Blue Rodeo Biography
Last updated: 11/01/2011 12:00:00 PM
Blue Rodeo is a rock band who were formed in Toronto in 1984 by by songwriters Jim Cuddy and Greg Keelor. Previously this Toronto-based band began as The HiFis when Jim Cuddy and Greg Keelor were in high school. They moved to New York City in 1981 where they tried to get a record deal. After three years they returned to Toronto, unsuccessful. The pair then began to recruit other members to form Blue Rodeo: they knew drummer Cleave Anderson, he knew bassist Bazil Donovan, and self-taught pianist Bobby Wiseman was the younger brother of Howard Wiseman with whom they shared a flat with in New York City.

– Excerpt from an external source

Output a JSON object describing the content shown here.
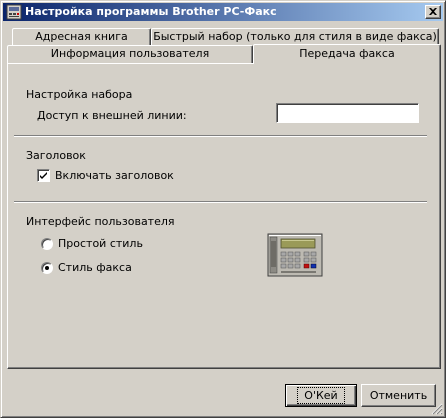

In 1985 they soon began playing around Toronto and established themselves as a live act who could draw sell-out crowds. They became regulars at The Horseshoe, a local club in the city. Their debut album, Outskirts, was released in 1987 on Warner Music Canada. After the release of their second album, Diamond Mine, in December 1988, the group's reputation spread south of the border. In 1989 they played at the Montreux Jazz Festival in Switzerland as part of a European tour with Edie Brickell and the New Bohemians. During this period, the group were selected by actress Meryl Streep and music director Howard Shore to play her back-up band in a climatic scene from the Columbia film Postcards From the Edge. The group was honored as Best Group of the Year in 1990 and 1991 at the Juno Awards. Their fourth album, Lost Together came out in 1992, and it was at this time the band went through two major personnel changes. Wiseman left to be replaced by James Gray and Mark French (who replaced Anderson in 1989) by Glenn Milchem, ex-Change of Heart. Kim Deschamps also joined the group during this period. In 1993 their fifth album, Five Days In July was released by Warner. The first single was "Five Days in May".